The default test set is intentionally smaller than the full vet set: only analyzers the team considers cheap and essential during testing (printf, atomic, bool, buildtag, directive, errorsas, ifaceassert, nilfunc, stringintconv, ...). Test failures from this subset show as FAIL pkg [vet]. Override with go test -vet=all in CI for stricter checking.

7. Debugging vet behavior¶

Useful tricks:

go vet -x ./...                 # print the underlying tool invocations
go vet -json ./...              # machine-readable diagnostics output
go tool vet help                # list all analyzers built into the vet binary
go tool vet help printf         # detailed help for one analyzer
go vet -vettool=$(which staticcheck) ./...   # confirm vettool wiring works

To inspect an analyzer's facts during development, run your unitchecker binary with -fact=true (depending on framework version) or set the analyzer's own debug flag. Many analyzers (printf, shadow) accept analyzer-specific flags exposed via the -NAME.FLAG convention.

8. Performance at scale¶

For monorepos with thousands of packages:

Persist GOCACHE across CI runs (the same recipe used for build/test caching applies).
Vet only changed packages on PR builds: derive the set from git diff --name-only and feed it as explicit import paths (go vet ./pkg/changed/... ./pkg/also_changed/...). Use go vet ./... on main post-merge for full coverage.
For very large repos, set -p to match the actual CPU quota; analyzer scheduling parallelizes by package.
A unitchecker that bundles vet + staticcheck + custom analyzers in one process avoids loading the package set multiple times — the loader is the expensive part. Tools like golangci-lint exploit this directly.
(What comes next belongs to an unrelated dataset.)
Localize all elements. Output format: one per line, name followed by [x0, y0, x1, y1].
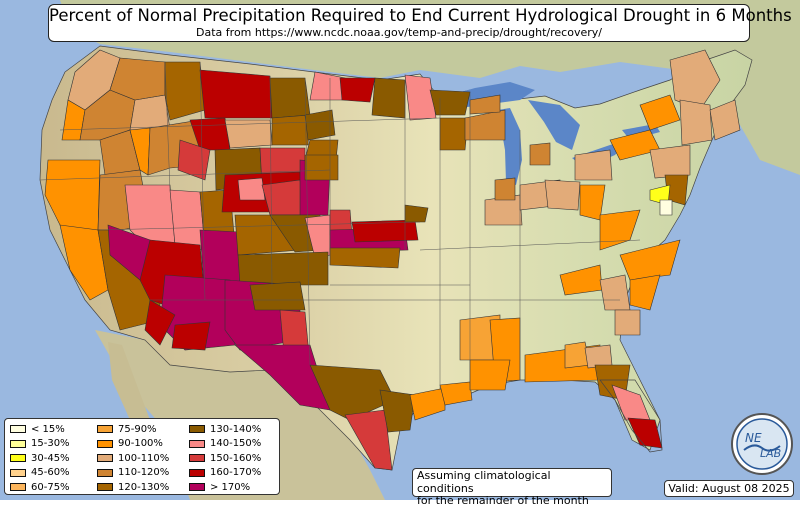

9. Where the source lives (reading list)¶

src/cmd/vet/main.go — shim entrypoint.
golang.org/x/tools/go/analysis/analysis.go — Analyzer, Pass, Diagnostic, Fact.
golang.org/x/tools/go/analysis/unitchecker/unitchecker.go — the protocol that makes -vettool work.
golang.org/x/tools/go/analysis/singlechecker/ and multichecker/ — wrappers for standalone binaries.
golang.org/x/tools/go/analysis/passes/printf/ — best example of a real analyzer with fact propagation.
golang.org/x/tools/go/analysis/passes/lostcancel/ — example of an SSA-using analyzer.

10. Summary¶

go vet is a thin shim over the go/analysis framework. Analyzers receive a Pass per package, can Require other analyzers, exchange cross-package data via gob-encoded Facts, and emit Diagnostics that the driver caches alongside compiled archives in GOCACHE. Some analyzers use SSA (buildssa) for control-flow reasoning. go test calls into the same machinery with a smaller default analyzer set, overridable with -vet=.... At scale, persist GOCACHE, vet only changed packages on PRs, and bundle analyzers into a single unitchecker binary to amortize the cost of package loading.